Delius verwebt geschickt die fiktive Figur des Ich-Erzählers mit den genau recherchierten und präzise bewerteten historischen Fakten. So schreibt er nicht nur eine Familiensaga, sondern ein Familienschicksal, wie es nur die deutsche Geschichte hervorbringen konnte. An seiner Kunstfigur lässt sich gleichzeitig die große Schwäche des dokumentarischen Romans festmachen. So überzeugend die Motive des Ich-Erzählers, so hölzern sind zuweilen die Dialoge mit seiner Freundin, die allzu oft in ein reines Faktenabfragen münden. Doch Delius, der weniger als Poet denn als Zeitgeschichtserzähler und Spezialist für historische Rückblenden gilt, schafft wieder einmal ein präzise ausgeführtes Epochengemälde der 40er, 50er und 60er Jahre.
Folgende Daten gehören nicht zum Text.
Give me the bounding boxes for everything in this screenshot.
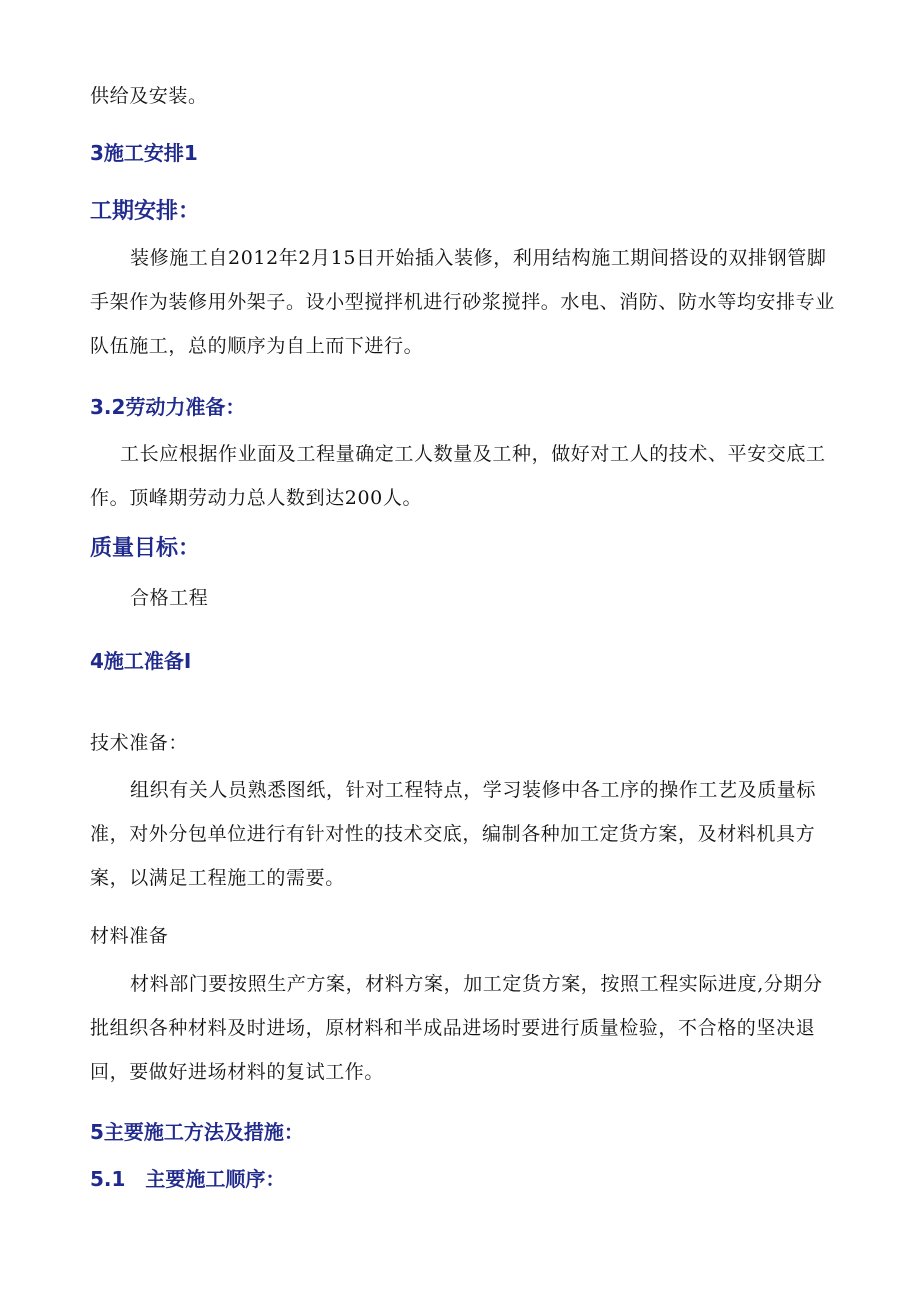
tech-prep-label: 技术准备：	[90, 732, 189, 754]
schedule-paragraph: 装修施工自2012年2月15日开始插入装修，利用结构施工期间搭设的双排钢管脚手架作为装修用外架子。设小型搅拌机进行砂浆搅拌。水电、消防、防水等均安排专业队伍施工，总的顺序为自上而下进行。	[90, 247, 835, 357]
section-3-heading: 3施工安排1	[90, 141, 198, 165]
labor-heading: 3.2劳动力准备：	[90, 395, 246, 419]
tech-prep-paragraph: 组织有关人员熟悉图纸，针对工程特点，学习装修中各工序的操作工艺及质量标准，对外分包单位进行有针对性的技术交底，编制各种加工定货方案，及材料机具方案，以满足工程施工的需要。	[90, 779, 817, 889]
intro-tail-paragraph: 供给及安装。	[90, 85, 208, 107]
quality-heading: 质量目标：	[90, 536, 201, 561]
labor-paragraph: 工长应根据作业面及工程量确定工人数量及工种，做好对工人的技术、平安交底工作。顶峰期劳动力总人数到达200人。	[90, 443, 826, 509]
section-5-1-heading: 5.1 主要施工顺序：	[90, 1167, 286, 1191]
section-5-heading: 5主要施工方法及措施：	[90, 1120, 304, 1144]
schedule-heading: 工期安排：	[90, 199, 201, 224]
material-prep-label: 材料准备	[90, 925, 169, 947]
material-prep-paragraph: 材料部门要按照生产方案，材料方案，加工定货方案，按照工程实际进度,分期分批组织各种材料及时进场，原材料和半成品进场时要进行质量检验，不合格的坚决退回，要做好进场材料的复试工作。	[90, 973, 823, 1083]
section-4-heading: 4施工准备I	[90, 649, 192, 673]
quality-paragraph: 合格工程	[130, 587, 209, 609]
Ein wichtiges Buch, in dem es um Schuld und Sühne, um Empörung und Rache geht.
Meine Arbeit war, die Geschichten auszubreiten, soweit man das kann und sie zu subjektivieren, d.h. durch einen subjektiven Blick eines Empörten. Und ich denke, wenn man als Leser diese Empörung versteht, dann habe ich meine Arbeit gut gemacht.
Anne Worst über Friedrich Christian Delius: Mein Jahr als Mörder. Der Roman ist bei Rowohlt Berlin erschienen, das Buch ist 304 Seiten stark und kostet 19,90 EUR.